Fix: Replace OEM door bellow, clean the lower drain fold, verify with full cycle test.
Typical all-in: $245–$385 all-in
2. Drain pump or pump seal failure
What it is: Leak appears during drain phase, water under the front-center of the washer. The drain pump housing has cracked, or its shaft seal has failed and weeps each cycle.
Fix: Replace OEM drain pump assembly. Inspect filter housing and clean foreign debris.

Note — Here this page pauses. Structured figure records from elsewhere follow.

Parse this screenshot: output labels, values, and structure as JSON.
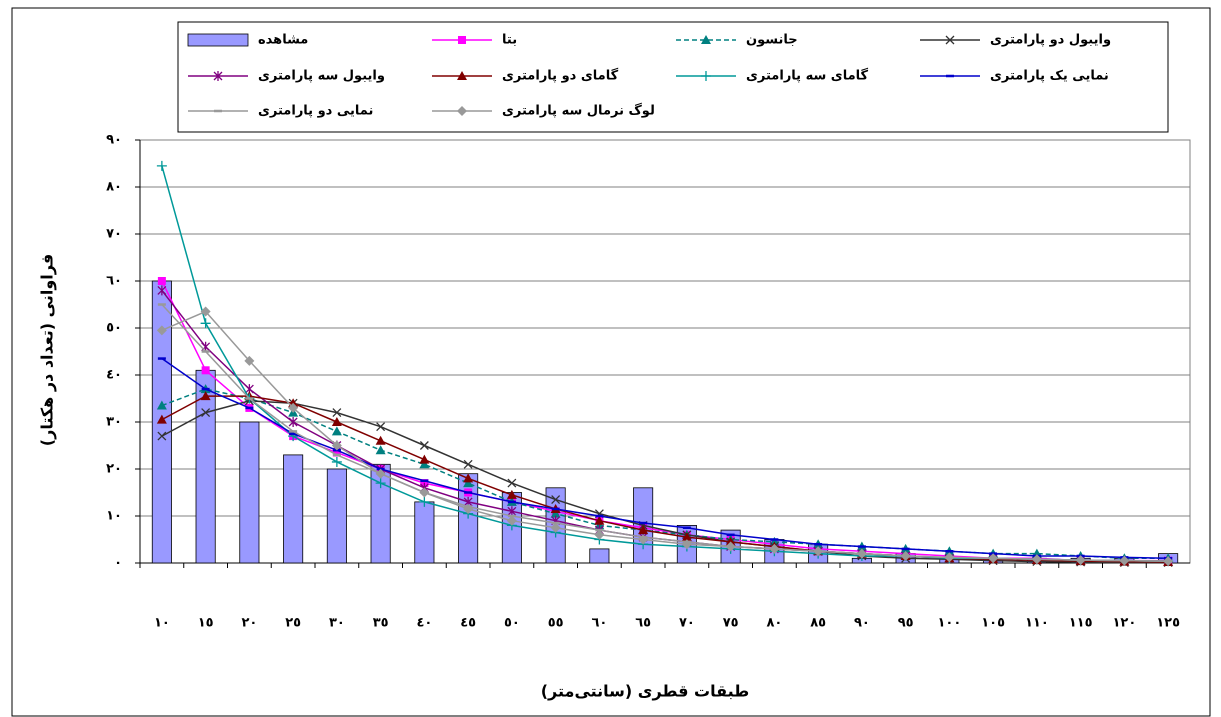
{
  "chart_data": {
    "type": "bar",
    "xlabel": "طبقات قطری (سانتی‌متر)",
    "ylabel": "فراوانی (تعداد در هکتار)",
    "categories": [
      "١٠",
      "١٥",
      "٢٠",
      "٢٥",
      "٣٠",
      "٣٥",
      "٤٠",
      "٤٥",
      "٥٠",
      "٥٥",
      "٦٠",
      "٦٥",
      "٧٠",
      "٧٥",
      "٨٠",
      "٨٥",
      "٩٠",
      "٩٥",
      "١٠٠",
      "١٠٥",
      "١١٠",
      "١١٥",
      "١٢٠",
      "١٢٥"
    ],
    "ylim": [
      0,
      90
    ],
    "yticks": [
      {
        "value": 0,
        "label": "٠"
      },
      {
        "value": 10,
        "label": "١٠"
      },
      {
        "value": 20,
        "label": "٢٠"
      },
      {
        "value": 30,
        "label": "٣٠"
      },
      {
        "value": 40,
        "label": "٤٠"
      },
      {
        "value": 50,
        "label": "٥٠"
      },
      {
        "value": 60,
        "label": "٦٠"
      },
      {
        "value": 70,
        "label": "٧٠"
      },
      {
        "value": 80,
        "label": "٨٠"
      },
      {
        "value": 90,
        "label": "٩٠"
      }
    ],
    "grid": true,
    "legend": "top",
    "series": [
      {
        "name": "مشاهده",
        "type": "bar",
        "color": "#9999ff",
        "values": [
          60,
          41,
          30,
          23,
          20,
          21,
          13,
          19,
          15,
          16,
          3,
          16,
          8,
          7,
          5,
          4,
          1,
          2,
          1,
          1,
          1,
          1,
          1,
          2
        ]
      },
      {
        "name": "بتا",
        "type": "line",
        "color": "#ff00ff",
        "marker": "square",
        "values": [
          60,
          41,
          33,
          27,
          23.5,
          20,
          17,
          15,
          13,
          11,
          9,
          7.5,
          6,
          5,
          4,
          3,
          2.5,
          2,
          1.5,
          1,
          1,
          0.5,
          0.5,
          0.5
        ]
      },
      {
        "name": "جانسون",
        "type": "line",
        "color": "#008080",
        "marker": "triangle",
        "dash": true,
        "values": [
          33.5,
          37,
          35,
          32,
          28,
          24,
          21,
          17,
          13,
          10.5,
          8,
          7,
          6,
          5,
          4.5,
          4,
          3.5,
          3,
          2.5,
          2,
          2,
          1.5,
          1,
          1
        ]
      },
      {
        "name": "وایبول دو پارامتری",
        "type": "line",
        "color": "#333333",
        "marker": "x",
        "values": [
          27,
          32,
          34.5,
          34,
          32,
          29,
          25,
          21,
          17,
          13.5,
          10.5,
          8,
          6,
          4.5,
          3.5,
          2.5,
          1.5,
          1,
          0.8,
          0.5,
          0.3,
          0.2,
          0.1,
          0.1
        ]
      },
      {
        "name": "وایبول سه پارامتری",
        "type": "line",
        "color": "#800080",
        "marker": "star",
        "values": [
          58,
          46,
          37,
          30,
          25,
          20,
          16,
          13,
          11,
          9,
          7,
          5.5,
          4.5,
          3.5,
          3,
          2.5,
          2,
          1.5,
          1,
          1,
          0.8,
          0.6,
          0.5,
          0.4
        ]
      },
      {
        "name": "گامای دو پارامتری",
        "type": "line",
        "color": "#800000",
        "marker": "triangle",
        "values": [
          30.5,
          35.5,
          35.5,
          34,
          30,
          26,
          22,
          18,
          14.5,
          11.5,
          9,
          7,
          5.5,
          4.5,
          3.5,
          2.5,
          2,
          1.5,
          1,
          0.8,
          0.6,
          0.4,
          0.3,
          0.2
        ]
      },
      {
        "name": "گامای سه پارامتری",
        "type": "line",
        "color": "#009999",
        "marker": "plus",
        "values": [
          84.5,
          51,
          35,
          27,
          21.5,
          17,
          13,
          10.5,
          8,
          6.5,
          5,
          4,
          3.5,
          3,
          2.5,
          2,
          1.5,
          1.5,
          1,
          1,
          0.8,
          0.6,
          0.5,
          0.4
        ]
      },
      {
        "name": "نمایی یک پارامتری",
        "type": "line",
        "color": "#0000cc",
        "marker": "dash",
        "values": [
          43.5,
          37,
          33,
          27.5,
          24,
          20,
          17.5,
          15,
          13,
          11.5,
          10,
          8.5,
          7.5,
          6,
          5,
          4,
          3.5,
          3,
          2.5,
          2,
          1.5,
          1.5,
          1.2,
          1
        ]
      },
      {
        "name": "نمایی دو پارامتری",
        "type": "line",
        "color": "#999999",
        "marker": "dash",
        "values": [
          55,
          45,
          35,
          28,
          23,
          19,
          15,
          12,
          10,
          8.5,
          7,
          5.5,
          4.5,
          3.5,
          3,
          2.5,
          2,
          1.5,
          1.2,
          1,
          0.8,
          0.6,
          0.5,
          0.4
        ]
      },
      {
        "name": "لوگ نرمال سه پارامتری",
        "type": "line",
        "color": "#999999",
        "marker": "diamond",
        "values": [
          49.5,
          53.5,
          43,
          33,
          25,
          19,
          15,
          11.5,
          9,
          7.5,
          6,
          5,
          4,
          3.5,
          3,
          2.5,
          2,
          1.5,
          1.2,
          1,
          0.8,
          0.6,
          0.5,
          0.4
        ]
      }
    ]
  }
}
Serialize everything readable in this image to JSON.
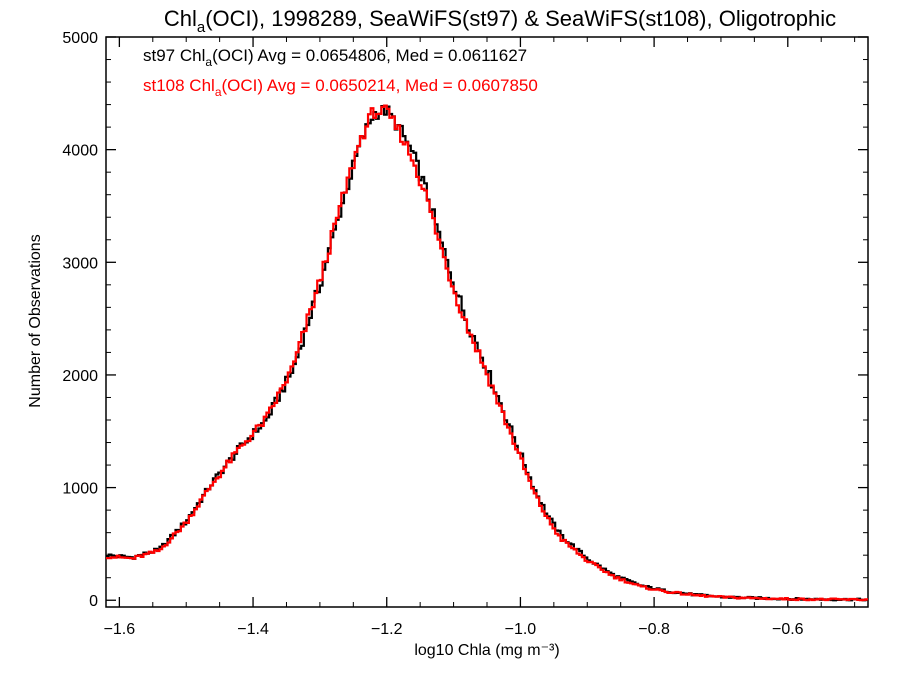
{
  "chart_data": {
    "type": "line",
    "title": "Chlₐ(OCI), 1998289, SeaWiFS(st97) & SeaWiFS(st108), Oligotrophic",
    "title_parts": {
      "base": "Chl",
      "sub": "a",
      "rest": "(OCI), 1998289, SeaWiFS(st97) & SeaWiFS(st108), Oligotrophic"
    },
    "xlabel": "log10 Chla (mg m⁻³)",
    "ylabel": "Number of Observations",
    "xlim": [
      -1.62,
      -0.48
    ],
    "ylim": [
      -60,
      5000
    ],
    "xticks": [
      -1.6,
      -1.4,
      -1.2,
      -1.0,
      -0.8,
      -0.6
    ],
    "xtick_labels": [
      "−1.6",
      "−1.4",
      "−1.2",
      "−1.0",
      "−0.8",
      "−0.6"
    ],
    "yticks": [
      0,
      1000,
      2000,
      3000,
      4000,
      5000
    ],
    "ytick_labels": [
      "0",
      "1000",
      "2000",
      "3000",
      "4000",
      "5000"
    ],
    "grid": false,
    "bin_width": 0.004,
    "x": [
      -1.62,
      -1.58,
      -1.54,
      -1.5,
      -1.46,
      -1.42,
      -1.38,
      -1.34,
      -1.3,
      -1.27,
      -1.24,
      -1.22,
      -1.2,
      -1.18,
      -1.16,
      -1.14,
      -1.12,
      -1.1,
      -1.08,
      -1.06,
      -1.04,
      -1.02,
      -1.0,
      -0.98,
      -0.96,
      -0.94,
      -0.9,
      -0.86,
      -0.82,
      -0.78,
      -0.74,
      -0.7,
      -0.65,
      -0.6,
      -0.55,
      -0.48
    ],
    "series": [
      {
        "label": "st97",
        "stats_prefix": "st97 Chl",
        "stats_sub": "a",
        "stats_rest": "(OCI) Avg = 0.0654806, Med = 0.0611627",
        "color": "#000000",
        "values": [
          400,
          380,
          450,
          700,
          1050,
          1350,
          1600,
          2050,
          2800,
          3450,
          4050,
          4320,
          4350,
          4180,
          3950,
          3620,
          3200,
          2820,
          2480,
          2200,
          1900,
          1600,
          1300,
          1000,
          760,
          580,
          370,
          220,
          130,
          80,
          50,
          30,
          20,
          12,
          8,
          5
        ]
      },
      {
        "label": "st108",
        "stats_prefix": "st108 Chl",
        "stats_sub": "a",
        "stats_rest": "(OCI) Avg = 0.0650214, Med = 0.0607850",
        "color": "#ff0000",
        "values": [
          390,
          370,
          440,
          690,
          1040,
          1350,
          1610,
          2070,
          2830,
          3480,
          4080,
          4340,
          4330,
          4150,
          3900,
          3570,
          3150,
          2770,
          2440,
          2160,
          1860,
          1560,
          1260,
          960,
          730,
          550,
          350,
          210,
          120,
          75,
          45,
          28,
          18,
          11,
          7,
          5
        ]
      }
    ]
  }
}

Typical all-in: $235–$345 all-in
3. Cracked or loose drain / fill hose
What it is: Leak only during fill (cold or hot supply hose) or only during drain (corrugated drain hose at the tub or pump fitting). Easy to misdiagnose without pulling the washer because the leak tracks down the back panel.

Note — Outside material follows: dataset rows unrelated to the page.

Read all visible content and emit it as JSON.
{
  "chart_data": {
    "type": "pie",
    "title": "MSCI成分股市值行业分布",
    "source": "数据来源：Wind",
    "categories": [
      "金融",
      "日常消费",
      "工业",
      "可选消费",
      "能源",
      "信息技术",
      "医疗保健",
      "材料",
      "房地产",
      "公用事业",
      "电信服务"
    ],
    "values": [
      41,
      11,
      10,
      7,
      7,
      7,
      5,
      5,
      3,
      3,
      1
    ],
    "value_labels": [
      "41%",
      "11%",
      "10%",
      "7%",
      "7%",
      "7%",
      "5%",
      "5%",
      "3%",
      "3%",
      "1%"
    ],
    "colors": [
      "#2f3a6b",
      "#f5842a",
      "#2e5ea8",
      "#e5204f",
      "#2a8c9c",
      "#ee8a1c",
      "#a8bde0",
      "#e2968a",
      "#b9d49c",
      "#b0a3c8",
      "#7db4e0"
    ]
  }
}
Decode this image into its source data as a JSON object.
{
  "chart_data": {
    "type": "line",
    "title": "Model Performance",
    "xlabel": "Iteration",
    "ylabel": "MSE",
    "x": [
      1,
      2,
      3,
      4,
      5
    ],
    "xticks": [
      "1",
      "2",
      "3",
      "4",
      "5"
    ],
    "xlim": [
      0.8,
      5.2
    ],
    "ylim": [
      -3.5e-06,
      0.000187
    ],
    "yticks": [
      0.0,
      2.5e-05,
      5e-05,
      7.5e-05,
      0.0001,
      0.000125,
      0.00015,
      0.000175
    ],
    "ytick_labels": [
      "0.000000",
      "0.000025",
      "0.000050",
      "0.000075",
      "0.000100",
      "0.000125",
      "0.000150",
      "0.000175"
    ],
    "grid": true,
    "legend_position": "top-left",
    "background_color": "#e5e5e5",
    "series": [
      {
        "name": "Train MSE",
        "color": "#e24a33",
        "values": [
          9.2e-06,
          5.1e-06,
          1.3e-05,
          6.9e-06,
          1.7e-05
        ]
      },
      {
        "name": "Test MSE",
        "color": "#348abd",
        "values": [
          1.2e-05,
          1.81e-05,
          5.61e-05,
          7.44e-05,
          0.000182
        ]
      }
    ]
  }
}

Fix: Replace the failed hose with OEM, re-clamp at both ends, verify no leak under pressure.
Typical all-in: $185–$265 all-in
4. Failed water inlet valve
What it is: Slow drip from the back of the washer even when off, or a strong leak during the fill cycle. The inlet valve solenoid diaphragm has failed and weeps under line pressure.
Fix: Replace OEM inlet valve assembly. Verify both hot and cold solenoids open and close cleanly.
Typical all-in: $215–$315 all-in
5. Tub seal or outer tub crack (the expensive one)
What it is: Leak under the center of the washer during spin, sometimes with a rust-colored stain. The sealed tub bearing has failed and water is escaping past the seal, or the outer plastic tub has stress-cracked. Common on 10+ year top-loaders.
Fix: Pull the washer, split the tub, replace OEM seal-and-bearing kit. We quote against replacement honestly — on a 10+ year unit it sometimes doesn't pencil.